Your lecturers are here to help.
Don’t get anything in the lecture? Put your hand up! Chances are, someone else is also confused and are probably wishing for someone to ask the question. Do them, and yourself a favour. Put your hand up!
Unsure of criticism? See your lecturer!
Lecturers always say to see them if you ever want to talk about the comments on your work. Majority of your classmates won’t but take advantage of this. Go see your lecturer to clarify some comments, especially if you have another pending assignment soon.

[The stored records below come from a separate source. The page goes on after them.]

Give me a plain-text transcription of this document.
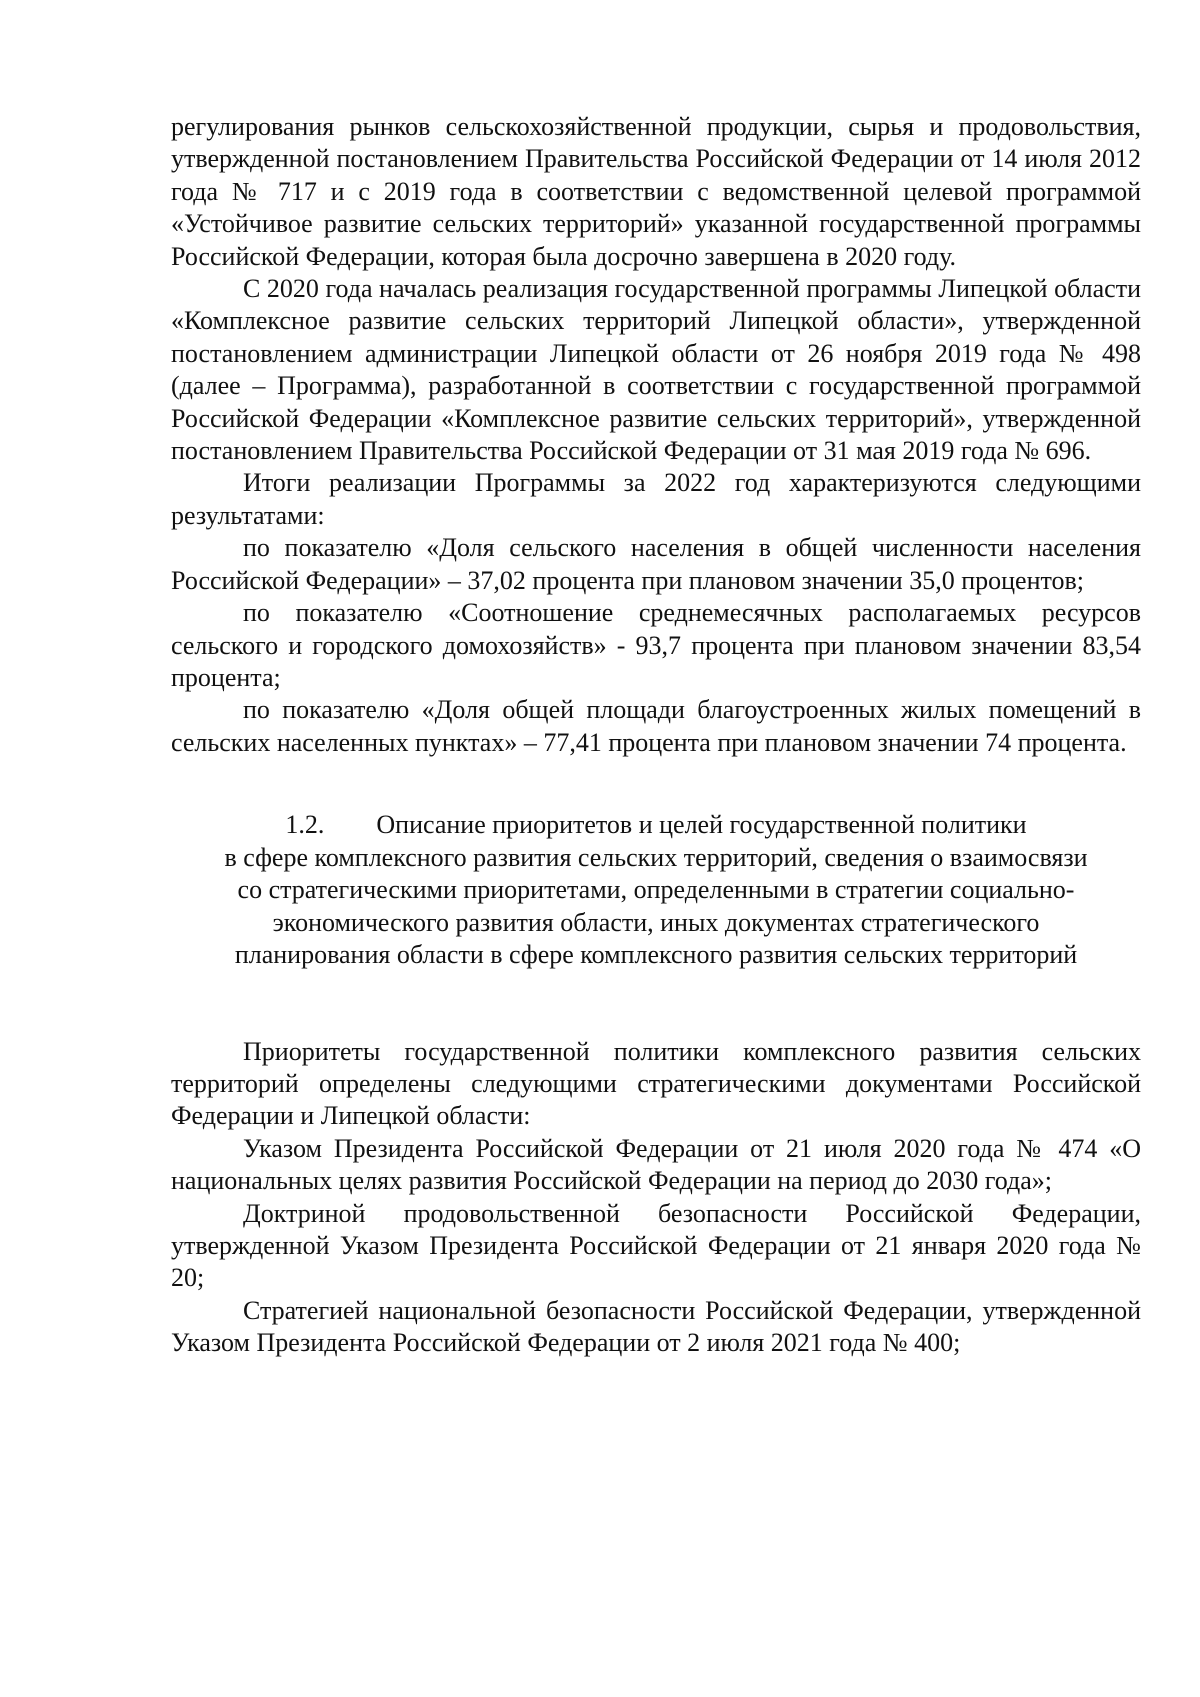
регулирования рынков сельскохозяйственной продукции, сырья и продовольствия, утвержденной постановлением Правительства Российской Федерации от 14 июля 2012 года № 717 и с 2019 года в соответствии с ведомственной целевой программой «Устойчивое развитие сельских территорий» указанной государственной программы Российской Федерации, которая была досрочно завершена в 2020 году.

С 2020 года началась реализация государственной программы Липецкой области «Комплексное развитие сельских территорий Липецкой области», утвержденной постановлением администрации Липецкой области от 26 ноября 2019 года № 498 (далее – Программа), разработанной в соответствии с государственной программой Российской Федерации «Комплексное развитие сельских территорий», утвержденной постановлением Правительства Российской Федерации от 31 мая 2019 года № 696.

Итоги реализации Программы за 2022 год характеризуются следующими результатами:

по показателю «Доля сельского населения в общей численности населения Российской Федерации» – 37,02 процента при плановом значении 35,0 процентов;

по показателю «Соотношение среднемесячных располагаемых ресурсов сельского и городского домохозяйств» - 93,7 процента при плановом значении 83,54 процента;

по показателю «Доля общей площади благоустроенных жилых помещений в сельских населенных пунктах» – 77,41 процента при плановом значении 74 процента.

1.2. Описание приоритетов и целей государственной политики
в сфере комплексного развития сельских территорий, сведения о взаимосвязи
со стратегическими приоритетами, определенными в стратегии социально-
экономического развития области, иных документах стратегического
планирования области в сфере комплексного развития сельских территорий

Приоритеты государственной политики комплексного развития сельских территорий определены следующими стратегическими документами Российской Федерации и Липецкой области:

Указом Президента Российской Федерации от 21 июля 2020 года № 474 «О национальных целях развития Российской Федерации на период до 2030 года»;

Доктриной продовольственной безопасности Российской Федерации, утвержденной Указом Президента Российской Федерации от 21 января 2020 года № 20;

Стратегией национальной безопасности Российской Федерации, утвержденной Указом Президента Российской Федерации от 2 июля 2021 года № 400;
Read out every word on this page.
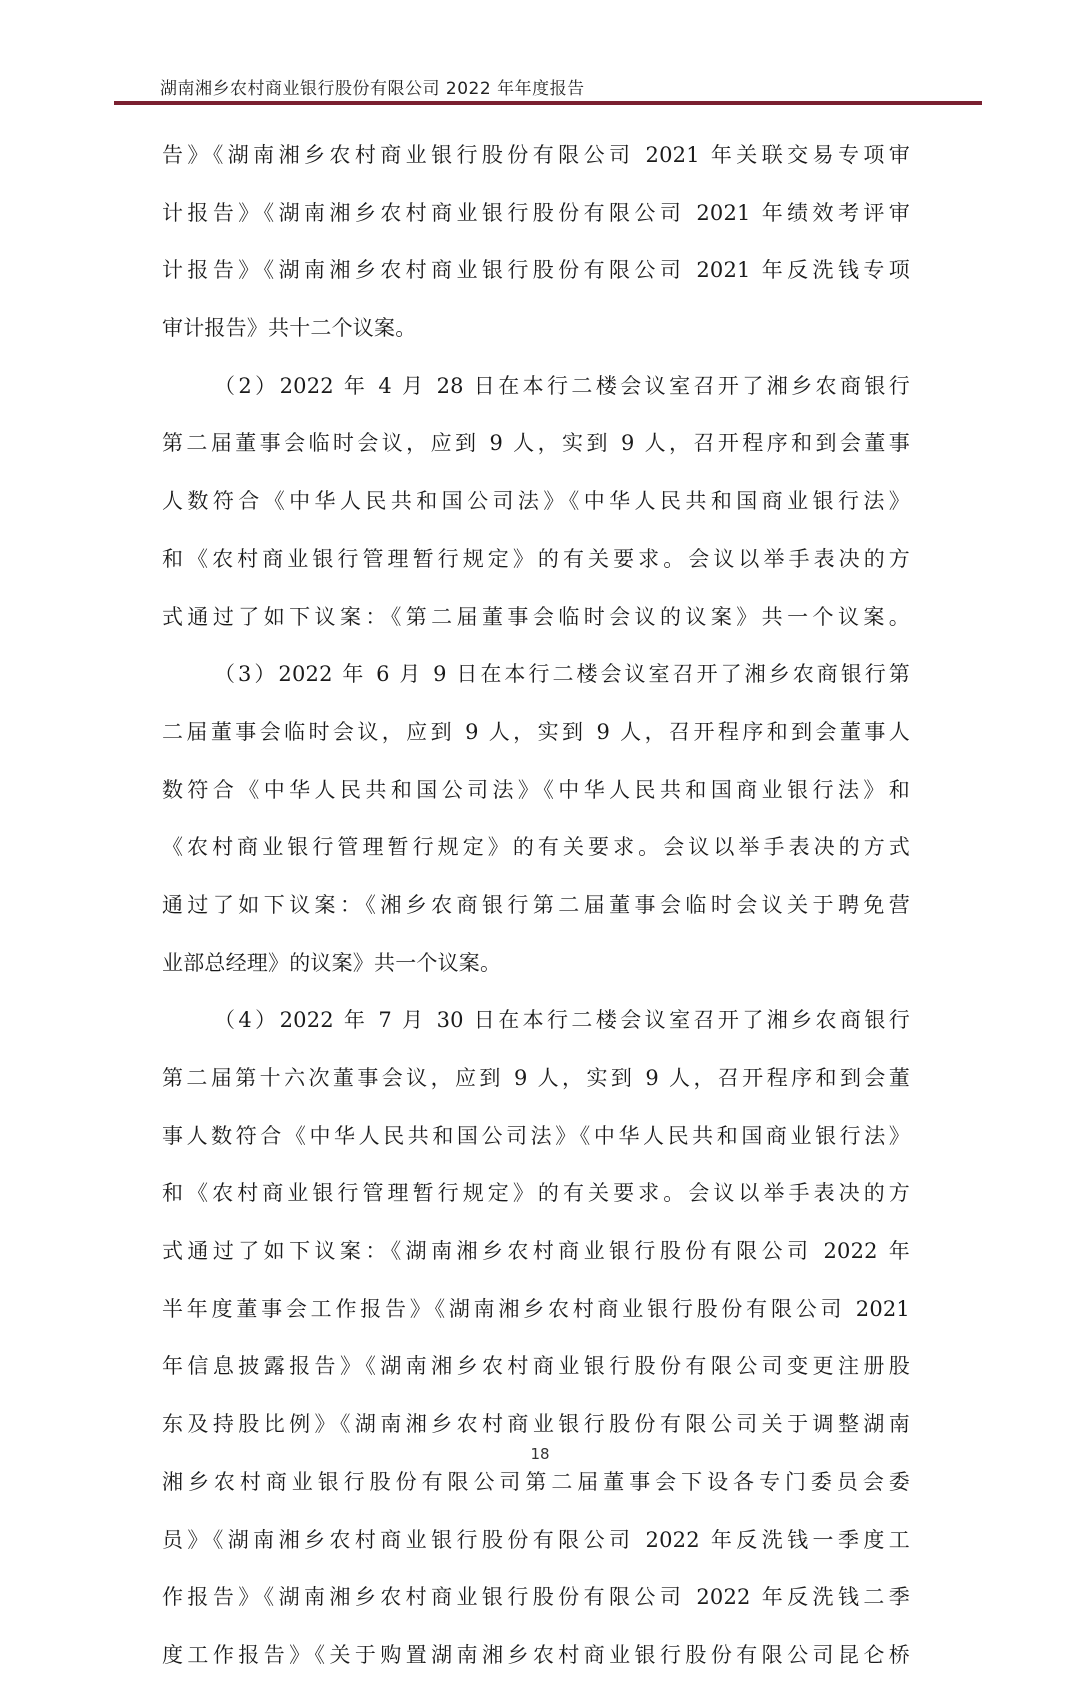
湖南湘乡农村商业银行股份有限公司 2022 年年度报告
告》《湖南湘乡农村商业银行股份有限公司 2021 年关联交易专项审
计报告》《湖南湘乡农村商业银行股份有限公司 2021 年绩效考评审
计报告》《湖南湘乡农村商业银行股份有限公司 2021 年反洗钱专项
审计报告》共十二个议案。
（2）2022 年 4 月 28 日在本行二楼会议室召开了湘乡农商银行
第二届董事会临时会议，应到 9 人，实到 9 人，召开程序和到会董事
人数符合《中华人民共和国公司法》《中华人民共和国商业银行法》
和《农村商业银行管理暂行规定》的有关要求。会议以举手表决的方
式通过了如下议案：《第二届董事会临时会议的议案》共一个议案。
（3）2022 年 6 月 9 日在本行二楼会议室召开了湘乡农商银行第
二届董事会临时会议，应到 9 人，实到 9 人，召开程序和到会董事人
数符合《中华人民共和国公司法》《中华人民共和国商业银行法》和
《农村商业银行管理暂行规定》的有关要求。会议以举手表决的方式
通过了如下议案：《湘乡农商银行第二届董事会临时会议关于聘免营
业部总经理》的议案》共一个议案。
（4）2022 年 7 月 30 日在本行二楼会议室召开了湘乡农商银行
第二届第十六次董事会议，应到 9 人，实到 9 人，召开程序和到会董
事人数符合《中华人民共和国公司法》《中华人民共和国商业银行法》
和《农村商业银行管理暂行规定》的有关要求。会议以举手表决的方
式通过了如下议案：《湖南湘乡农村商业银行股份有限公司 2022 年
半年度董事会工作报告》《湖南湘乡农村商业银行股份有限公司 2021
年信息披露报告》《湖南湘乡农村商业银行股份有限公司变更注册股
东及持股比例》《湖南湘乡农村商业银行股份有限公司关于调整湖南
湘乡农村商业银行股份有限公司第二届董事会下设各专门委员会委
员》《湖南湘乡农村商业银行股份有限公司 2022 年反洗钱一季度工
作报告》《湖南湘乡农村商业银行股份有限公司 2022 年反洗钱二季
度工作报告》《关于购置湖南湘乡农村商业银行股份有限公司昆仑桥
18
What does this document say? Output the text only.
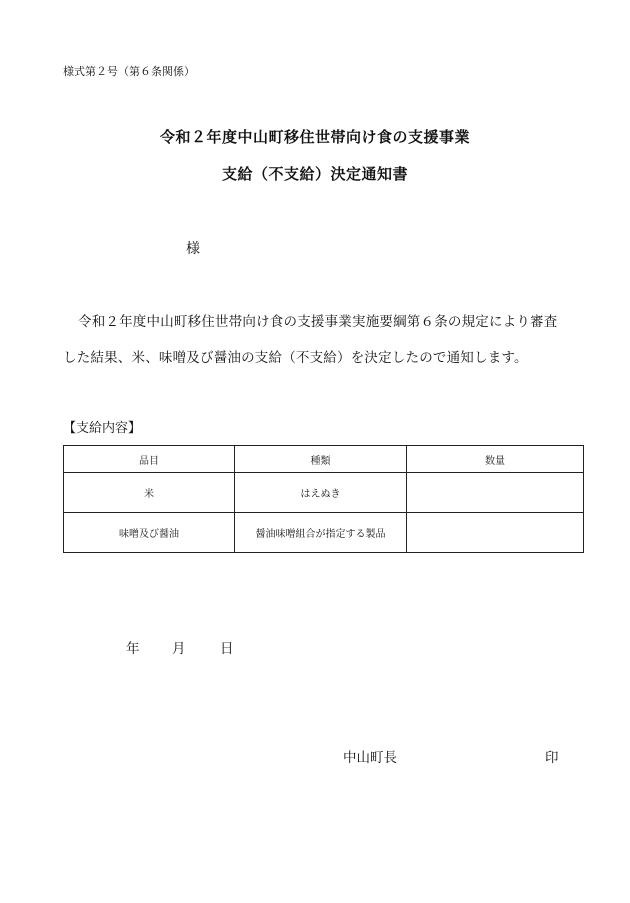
様式第２号（第６条関係）
令和２年度中山町移住世帯向け食の支援事業
支給（不支給）決定通知書
様
令和２年度中山町移住世帯向け食の支援事業実施要綱第６条の規定により審査
した結果、米、味噌及び醤油の支給（不支給）を決定したので通知します。
【支給内容】
品目	種類	数量
米	はえぬき	
味噌及び醤油	醤油味噌組合が指定する製品	
年 月	日
中山町長	印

Find that grading criteria.
Again IF your uni does this, take advantage of it. My lecturers always released a grading criteria when we had assignments to do which clearly stated what we needed to do to get the grade we wanted (not in mega detail but just a brief summary). I WISH I looked at this more during my second year, I truly believe I would’ve done better but if you are able to access these- LOOK AT IT. SMELL IT. BREATHE IT! Your first is practically right under your nose and you’d be silly not to take advantage of the grading criteria which TELLS YOU what the LECTURERS WANT!
Stay organised. PRIORITISE!
Procrastination can prove to be incredibly annoying, especially in dire times where you have tons of assignments piling on your to do list. Before you freak out and do something you regret, make a note of which assignments/exams are due in/take place first and the allocate sufficient time to each of those tasks.
Don’t think there’s not enough time? Think again. There are 24 hours in a day. Minus 8 for sleep and probs 5 for being at uni, you are left with 11 hours. Minus another 3 for relaxing, you are still left with 8 hours. That’s 8 hours to do work. Now times 8 by 5 (week days), you have 40 hours on your hands. Don’t tell me there isn’t enough time. It all comes down to how you prioritise it.
Where there’s work, there’s also time to chill.
Remember, it’s good to be studious. But don’t over work yourself. Your lecturers don’t expect you to go home and stick your nose in a textbook. It is just as important to relax and take some time off than to work. Allow your brain to rest. Go shopping. Have a meal out with your friends! Do nothing for a few hours. It’s okay.
Every uni has their own preferences for referencing work. Find the one your lecturer’s want you to use in your assignments and perfect it. If you get this wrong in your assignments, you will actually get marked down, and you don’t want that, especially in your final two years.
One app that got me through referencing was RefME which was a lifesaver! I highly recommend this app- it saves you time by referencing for you.
I understand this has been quite the rambly post but I promise you, it’s important! If you have any other questions about university, or completing an undergraduate degree, I’d be happy to answer them in the comments section.